Section 1404(a) provides:

"For the convenience of parties and witnesses in the interest of justice a district court may transfer any civil action to any other district or division where it might have been brought."

In light of the subsequent discussion, we find it unnecessary to consider the motion based on 28 U.S.C. § 1404(a).

[2] N.Y.Educ.L. § 6522 (McKinney 1971) governs the use of the title "osteopathic physicians."

[3] Section 1391(b) provides:

"A civil action wherein jurisdiction is not founded solely on diversity of citizenship may be brought only in the judicial district where all defendants reside, or in which the claim arose, except as otherwise provided by law."

Section 1392(a) provides an exception to this rule to enable a plaintiff to sue in the district where any one of several defendants reside (thus avoiding multiple suits). That section states that, "any civil action, not of a local nature, against defendants residing in different districts in the same State, may be brought in any of such districts."

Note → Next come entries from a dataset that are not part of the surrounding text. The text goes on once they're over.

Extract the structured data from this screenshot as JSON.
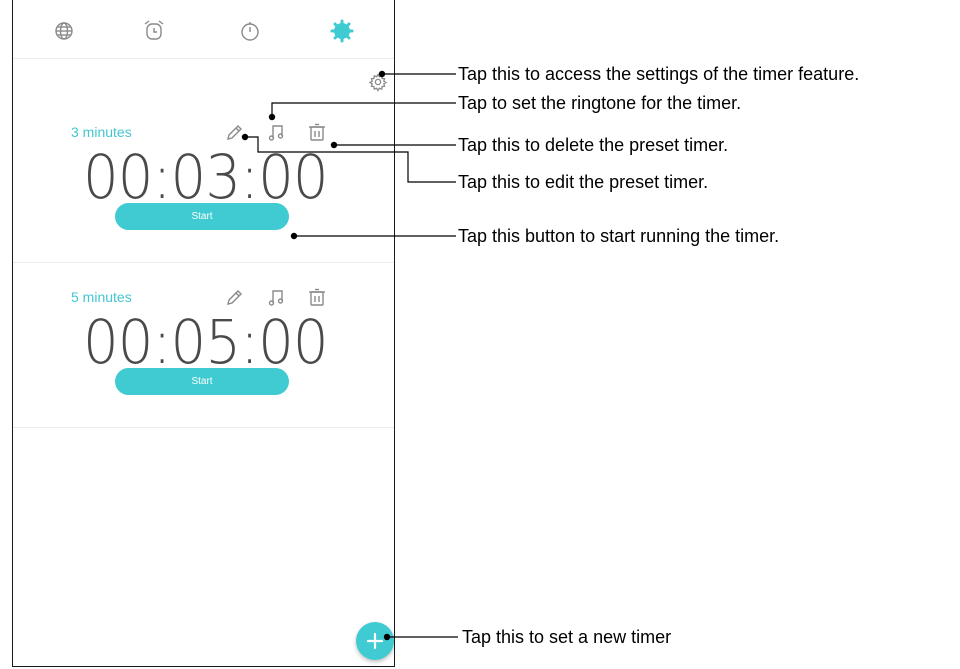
{
  "tabs": [
    {
      "icon": "globe-icon"
    },
    {
      "icon": "alarm-clock-icon"
    },
    {
      "icon": "stopwatch-icon"
    },
    {
      "icon": "timer-icon",
      "active": true
    }
  ],
  "colors": {
    "accent": "#3fcbd1",
    "label": "#43c6cf",
    "icon_gray": "#8a8a8a",
    "time_text": "#4a4a4a"
  },
  "settings_icon": "gear-icon",
  "timers": [
    {
      "name": "3 minutes",
      "time": "00:03:00",
      "start_label": "Start"
    },
    {
      "name": "5 minutes",
      "time": "00:05:00",
      "start_label": "Start"
    }
  ],
  "timer_icons": [
    "pencil-icon",
    "music-note-icon",
    "trash-icon"
  ],
  "fab_icon": "plus-icon",
  "callouts": {
    "settings": "Tap this to access the settings of the timer feature.",
    "ringtone": "Tap to set the ringtone for the timer.",
    "delete": "Tap this to delete the preset timer.",
    "edit": "Tap this to edit the preset timer.",
    "start": "Tap this button to start running the timer.",
    "new_timer": "Tap this to set a new timer"
  }
}
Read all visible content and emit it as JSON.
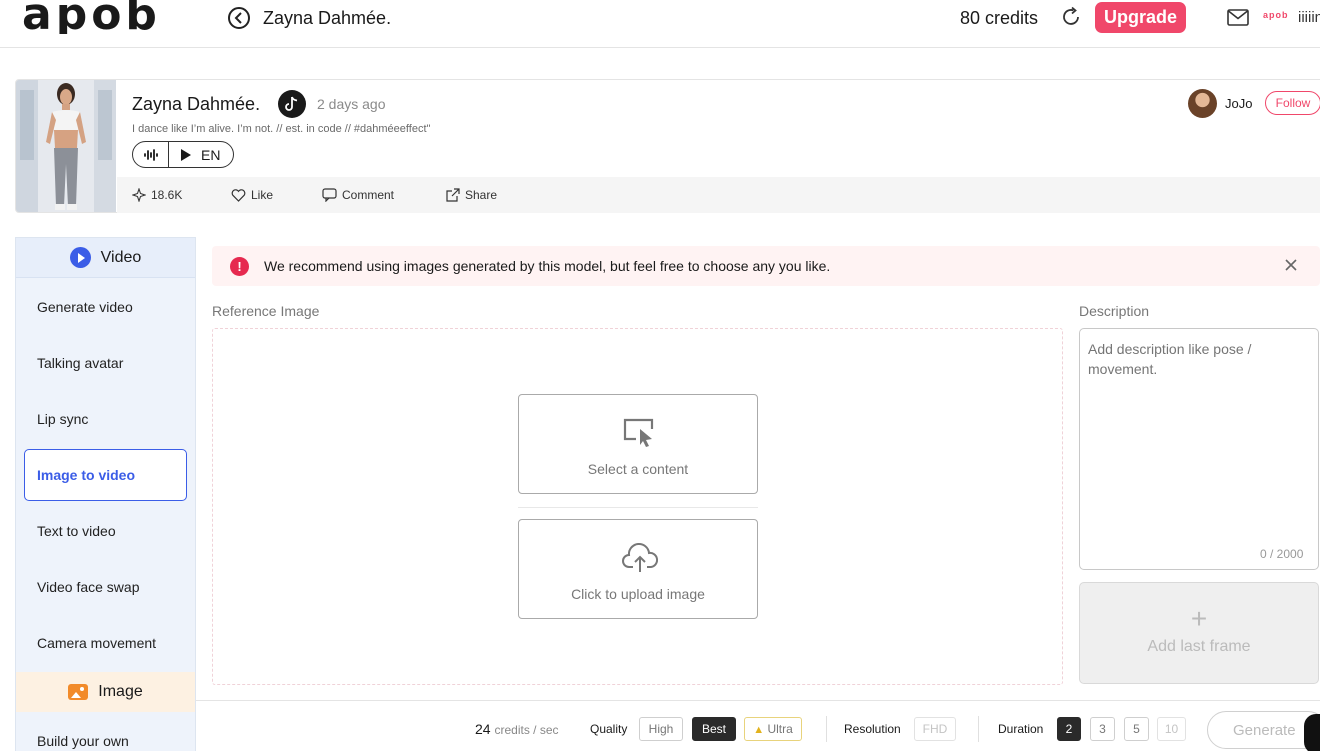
{
  "header": {
    "logo_text": "apob",
    "title": "Zayna Dahmée.",
    "credits": "80 credits",
    "upgrade_label": "Upgrade",
    "mini_logo_text": "apob",
    "user_short": "iiiiin"
  },
  "creator": {
    "name": "Zayna Dahmée.",
    "posted": "2 days ago",
    "bio": "I dance like I’m alive. I’m not. // est. in code // #dahméeeffect\"",
    "language": "EN",
    "stats": {
      "likes_count": "18.6K",
      "like_label": "Like",
      "comment_label": "Comment",
      "share_label": "Share"
    },
    "owner_name": "JoJo",
    "follow_label": "Follow"
  },
  "sidebar": {
    "video_section": "Video",
    "items": [
      {
        "label": "Generate video"
      },
      {
        "label": "Talking avatar"
      },
      {
        "label": "Lip sync"
      },
      {
        "label": "Image to video",
        "active": true
      },
      {
        "label": "Text to video"
      },
      {
        "label": "Video face swap"
      },
      {
        "label": "Camera movement"
      }
    ],
    "image_section": "Image",
    "image_items": [
      {
        "label": "Build your own"
      }
    ]
  },
  "main": {
    "alert_text": "We recommend using images generated by this model, but feel free to choose any you like.",
    "reference_label": "Reference Image",
    "select_content_label": "Select a content",
    "upload_label": "Click to upload image",
    "description_label": "Description",
    "description_placeholder": "Add description like pose / movement.",
    "description_value": "",
    "char_count": "0 / 2000",
    "add_last_frame_label": "Add last frame"
  },
  "footer": {
    "credits_value": "24",
    "credits_unit": "credits / sec",
    "quality_label": "Quality",
    "quality_options": [
      "High",
      "Best",
      "Ultra"
    ],
    "quality_selected": "Best",
    "resolution_label": "Resolution",
    "resolution_options": [
      "FHD"
    ],
    "duration_label": "Duration",
    "duration_options": [
      "2",
      "3",
      "5",
      "10"
    ],
    "duration_selected": "2",
    "generate_label": "Generate"
  },
  "colors": {
    "accent_pink": "#f0476a",
    "accent_blue": "#3b5de7",
    "alert_red": "#e6294f",
    "sidebar_bg": "#eef3fb",
    "image_section_bg": "#fdf1e2"
  },
  "icons": [
    "back-arrow-icon",
    "refresh-icon",
    "mail-icon",
    "tiktok-icon",
    "sound-wave-icon",
    "play-icon",
    "sparkle-icon",
    "heart-icon",
    "comment-icon",
    "share-icon",
    "video-play-icon",
    "image-icon",
    "alert-info-icon",
    "close-icon",
    "cursor-screen-icon",
    "cloud-upload-icon",
    "plus-icon",
    "crown-icon"
  ]
}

It is worth noting that this action could have been brought in the Northern District of New York pursuant to the second prong of section 1391(b), i. e., where the claim arose, as the decisions of which plaintiffs complain were made in Albany.

[4] See 1 Moore's Federal Practice, ¶ 0.142[5.1-2] (2d ed. 1978).

"Where a public official is a party to an action in his official capacity he resides in the judicial district where he maintains his official residence, that is, where he performs his official duties."